Show Me Your Glory said...

Hello, I am a Malawian and a Christian minister. I would like to comment on your post. I am saddened by this development and pray that the Canadian government will rescind its decision to pull out of Malawi as they plan to do - or at least explain to the Malawi government why they are doing simply as a matter of courtesy. Hopefully, the Harper government will remain committed to the cause of development work not just in Malawi but in that whole region of Africa where the needs are great and the ground is "fertile" for development. As a Malawian, I am very proud of my country especially at this time after the successful and peaceful elections that we just had - the cleanest and most civil election we have had as a democracy. That makes me very proud to be Malawian.

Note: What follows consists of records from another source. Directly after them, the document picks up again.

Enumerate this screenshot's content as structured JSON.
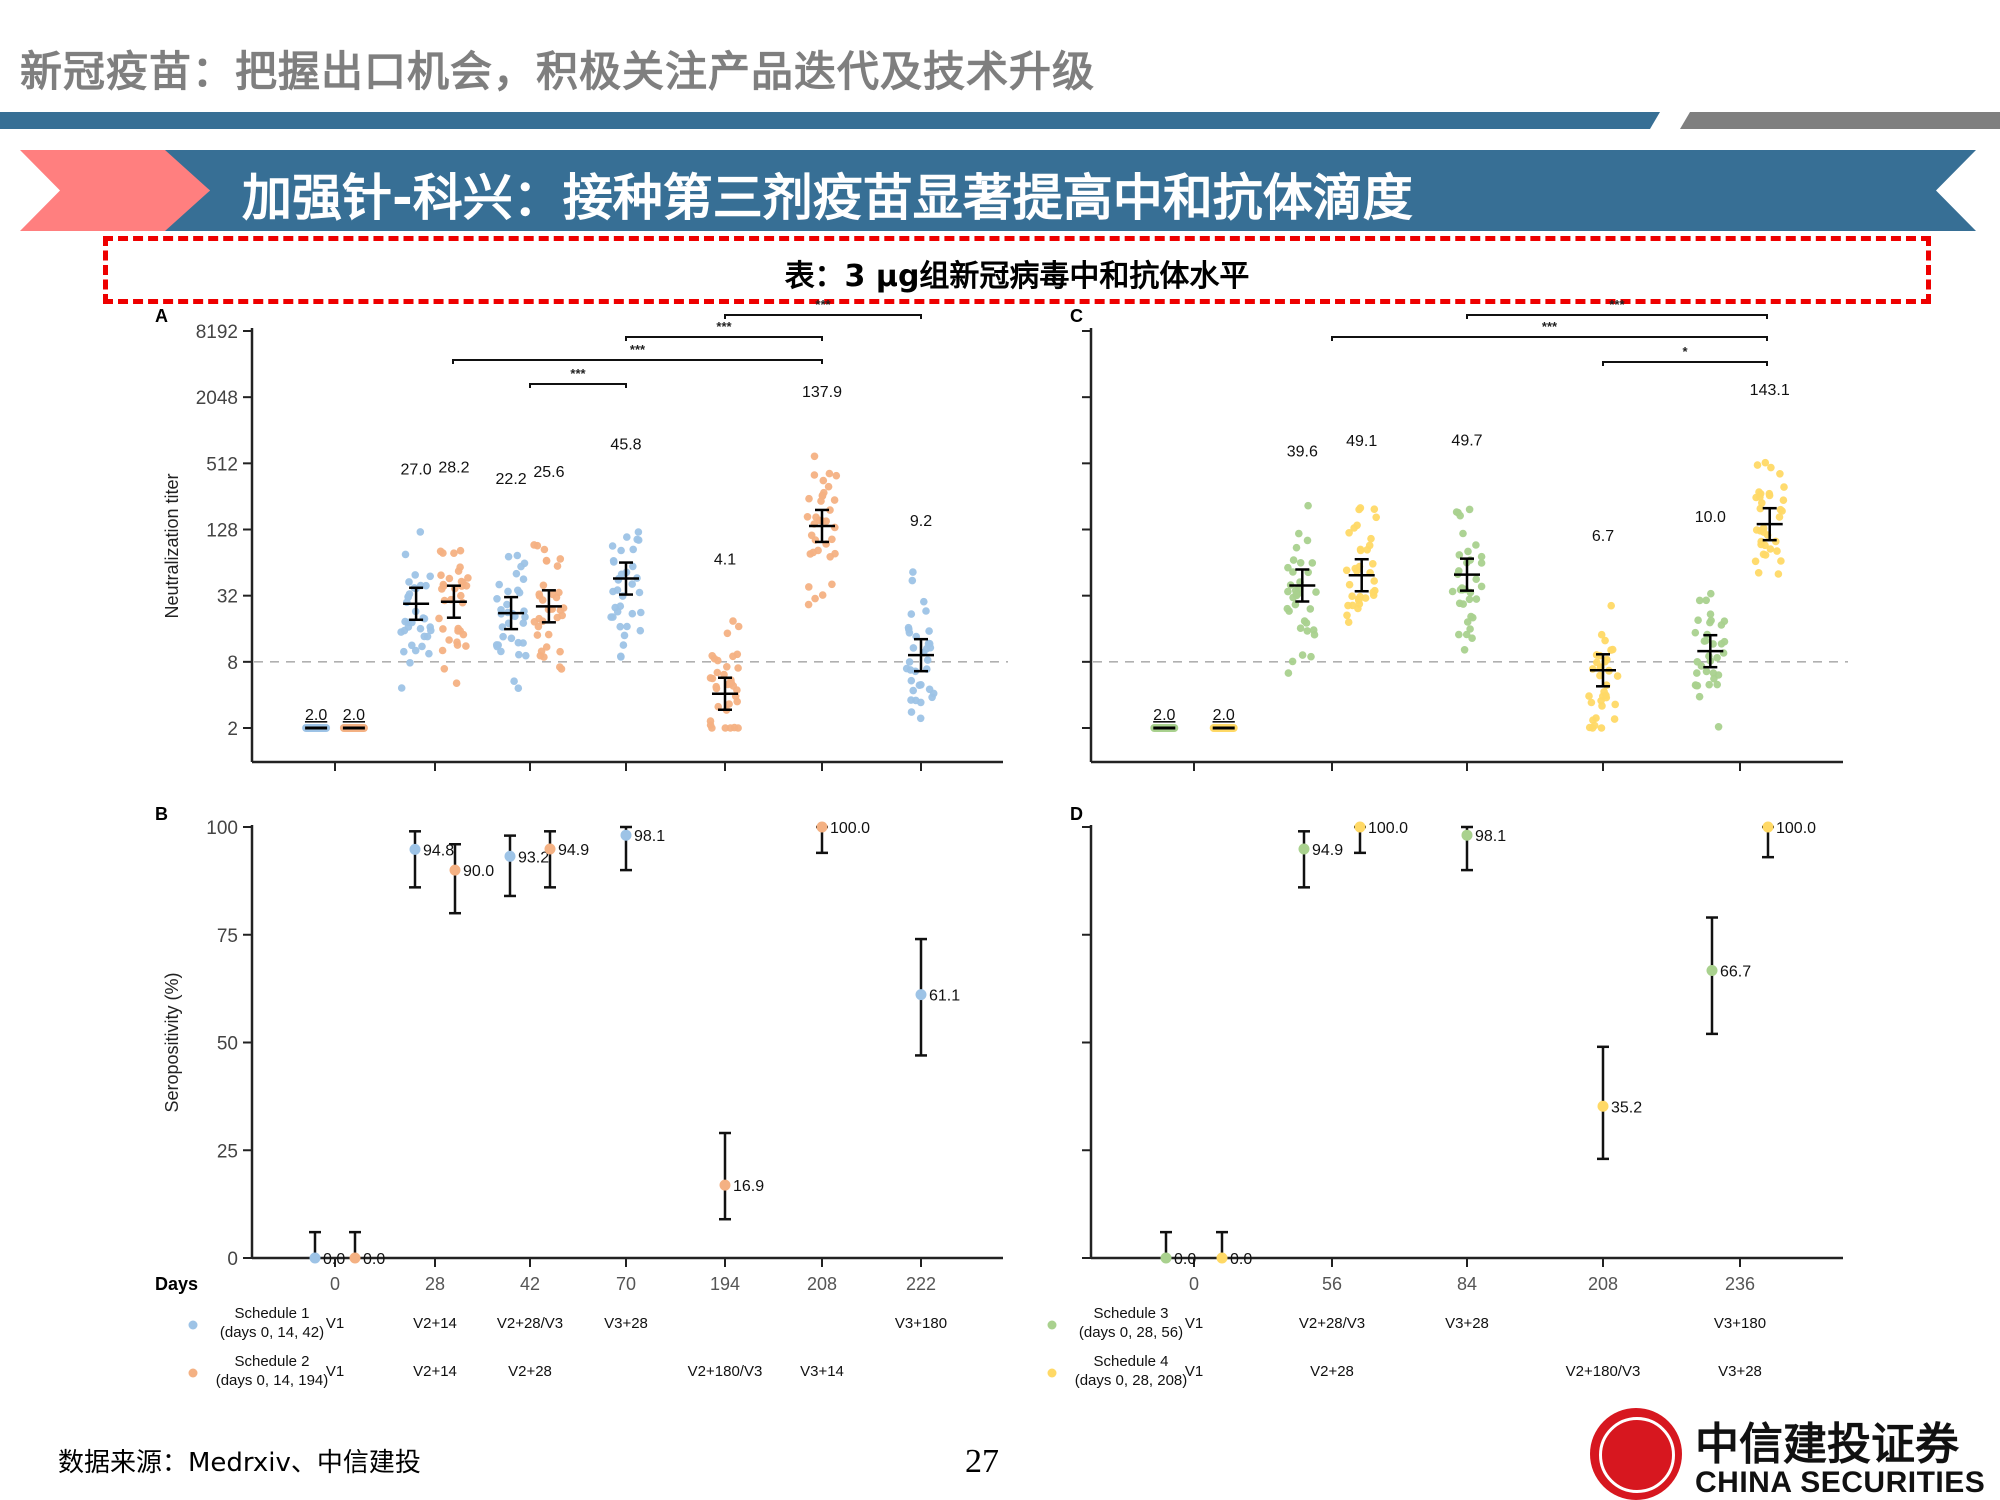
{
  "header": {
    "title": "新冠疫苗：把握出口机会，积极关注产品迭代及技术升级",
    "colors": {
      "bar_blue": "#376f95",
      "bar_gray": "#7f7f7f",
      "banner_pink": "#ff7f7f",
      "dash_red": "#ee0000"
    }
  },
  "banner": {
    "title": "加强针-科兴：接种第三剂疫苗显著提高中和抗体滴度"
  },
  "table_caption": "表：3 μg组新冠病毒中和抗体水平",
  "footer": {
    "source": "数据来源：Medrxiv、中信建投",
    "page_number": "27",
    "logo_cn": "中信建投证券",
    "logo_en": "CHINA SECURITIES"
  },
  "colors": {
    "schedule1": "#9dc3e6",
    "schedule2": "#f4b183",
    "schedule3": "#a9d18e",
    "schedule4": "#ffd966",
    "axis": "#222222",
    "threshold": "#b0b0b0"
  },
  "legend": {
    "days_label": "Days",
    "left": [
      {
        "name": "Schedule 1",
        "detail": "(days 0, 14, 42)",
        "color_key": "schedule1",
        "labels": [
          "V1",
          "V2+14",
          "V2+28/V3",
          "V3+28",
          "",
          "",
          "V3+180"
        ]
      },
      {
        "name": "Schedule 2",
        "detail": "(days 0, 14, 194)",
        "color_key": "schedule2",
        "labels": [
          "V1",
          "V2+14",
          "V2+28",
          "",
          "V2+180/V3",
          "V3+14",
          ""
        ]
      }
    ],
    "right": [
      {
        "name": "Schedule 3",
        "detail": "(days 0, 28, 56)",
        "color_key": "schedule3",
        "labels": [
          "V1",
          "V2+28/V3",
          "V3+28",
          "",
          "V3+180"
        ]
      },
      {
        "name": "Schedule 4",
        "detail": "(days 0, 28, 208)",
        "color_key": "schedule4",
        "labels": [
          "V1",
          "V2+28",
          "",
          "V2+180/V3",
          "V3+28"
        ]
      }
    ]
  },
  "chart_data": [
    {
      "panel": "A",
      "type": "scatter",
      "title": "",
      "ylabel": "Neutralization titer",
      "xlabel": "Days",
      "yscale": "log2",
      "yticks": [
        2,
        8,
        32,
        128,
        512,
        2048,
        8192
      ],
      "ylim": [
        1,
        8192
      ],
      "threshold": 8,
      "categories": [
        "0",
        "28",
        "42",
        "70",
        "194",
        "208",
        "222"
      ],
      "series": [
        {
          "name": "Schedule 1 (days 0, 14, 42)",
          "color_key": "schedule1",
          "x": [
            "0",
            "28",
            "42",
            "70",
            "222"
          ],
          "gmt": [
            2.0,
            27.0,
            22.2,
            45.8,
            9.2
          ]
        },
        {
          "name": "Schedule 2 (days 0, 14, 194)",
          "color_key": "schedule2",
          "x": [
            "0",
            "28",
            "42",
            "194",
            "208"
          ],
          "gmt": [
            2.0,
            28.2,
            25.6,
            4.1,
            137.9
          ]
        }
      ],
      "significance": [
        {
          "from": "28",
          "to": "208",
          "label": "***"
        },
        {
          "from": "42",
          "to": "70",
          "label": "***"
        },
        {
          "from": "70",
          "to": "208",
          "label": "***"
        },
        {
          "from": "194",
          "to": "222",
          "label": "***"
        }
      ]
    },
    {
      "panel": "B",
      "type": "scatter",
      "title": "",
      "ylabel": "Seropositivity (%)",
      "xlabel": "Days",
      "yticks": [
        0,
        25,
        50,
        75,
        100
      ],
      "ylim": [
        0,
        100
      ],
      "categories": [
        "0",
        "28",
        "42",
        "70",
        "194",
        "208",
        "222"
      ],
      "series": [
        {
          "name": "Schedule 1 (days 0, 14, 42)",
          "color_key": "schedule1",
          "x": [
            "0",
            "28",
            "42",
            "70",
            "222"
          ],
          "values": [
            0.0,
            94.8,
            93.2,
            98.1,
            61.1
          ],
          "ci_low": [
            0,
            86,
            84,
            90,
            47
          ],
          "ci_high": [
            6,
            99,
            98,
            100,
            74
          ]
        },
        {
          "name": "Schedule 2 (days 0, 14, 194)",
          "color_key": "schedule2",
          "x": [
            "0",
            "28",
            "42",
            "194",
            "208"
          ],
          "values": [
            0.0,
            90.0,
            94.9,
            16.9,
            100.0
          ],
          "ci_low": [
            0,
            80,
            86,
            9,
            94
          ],
          "ci_high": [
            6,
            96,
            99,
            29,
            100
          ]
        }
      ]
    },
    {
      "panel": "C",
      "type": "scatter",
      "title": "",
      "ylabel": "",
      "xlabel": "Days",
      "yscale": "log2",
      "yticks": [
        2,
        8,
        32,
        128,
        512,
        2048,
        8192
      ],
      "ylim": [
        1,
        8192
      ],
      "threshold": 8,
      "categories": [
        "0",
        "56",
        "84",
        "208",
        "236"
      ],
      "series": [
        {
          "name": "Schedule 3 (days 0, 28, 56)",
          "color_key": "schedule3",
          "x": [
            "0",
            "56",
            "84",
            "236"
          ],
          "gmt": [
            2.0,
            39.6,
            49.7,
            10.0
          ]
        },
        {
          "name": "Schedule 4 (days 0, 28, 208)",
          "color_key": "schedule4",
          "x": [
            "0",
            "56",
            "208",
            "236"
          ],
          "gmt": [
            2.0,
            49.1,
            6.7,
            143.1
          ]
        }
      ],
      "significance": [
        {
          "from": "56",
          "to": "236",
          "label": "***"
        },
        {
          "from": "84",
          "to": "236",
          "label": "***"
        },
        {
          "from": "208",
          "to": "236",
          "label": "*"
        }
      ]
    },
    {
      "panel": "D",
      "type": "scatter",
      "title": "",
      "ylabel": "",
      "xlabel": "Days",
      "yticks": [
        0,
        25,
        50,
        75,
        100
      ],
      "ylim": [
        0,
        100
      ],
      "categories": [
        "0",
        "56",
        "84",
        "208",
        "236"
      ],
      "series": [
        {
          "name": "Schedule 3 (days 0, 28, 56)",
          "color_key": "schedule3",
          "x": [
            "0",
            "56",
            "84",
            "236"
          ],
          "values": [
            0.0,
            94.9,
            98.1,
            66.7
          ],
          "ci_low": [
            0,
            86,
            90,
            52
          ],
          "ci_high": [
            6,
            99,
            100,
            79
          ]
        },
        {
          "name": "Schedule 4 (days 0, 28, 208)",
          "color_key": "schedule4",
          "x": [
            "0",
            "56",
            "208",
            "236"
          ],
          "values": [
            0.0,
            100.0,
            35.2,
            100.0
          ],
          "ci_low": [
            0,
            94,
            23,
            93
          ],
          "ci_high": [
            6,
            100,
            49,
            100
          ]
        }
      ]
    }
  ]
}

I have never been more proud to be Malawian than I am now. I thank God for the President that we have now, Dr. Bingu wa Mutharika. He is a man of vision and sound economic principles. With or without Canada's support, I have every reason to believe that as Malawians we have the capacity to pull ourselves out of poverty, grow our economy, change our political landscape and take our place in the world as a nation that loves peace but takes our lives seriously. We are thankful for the support that we have received from Canada so far and we wish the Canadian government and people God's blessing. We will continue to move on with faith for we know that the best is yet to come for Malawi. Maybe someday, the Harper government will wake up and realize that there is really no justification for withdrawing support from a thriving economy and young democracy.

Constant Vigilance said...

Thank you for your comment. I will look to highlight it for other Canadians to have a read.

Please understand that most Canadians are in favour of our historic support for Africa. One of the conundrums with with democracy is that although the electorate is always right, they sometimes make a mistake and elect someone like our current PM.

Show Me Your Glory said...

Thanks and God bless!!

Lanie said...

Thanks and more power to you! An act of kindness means a lot during these days.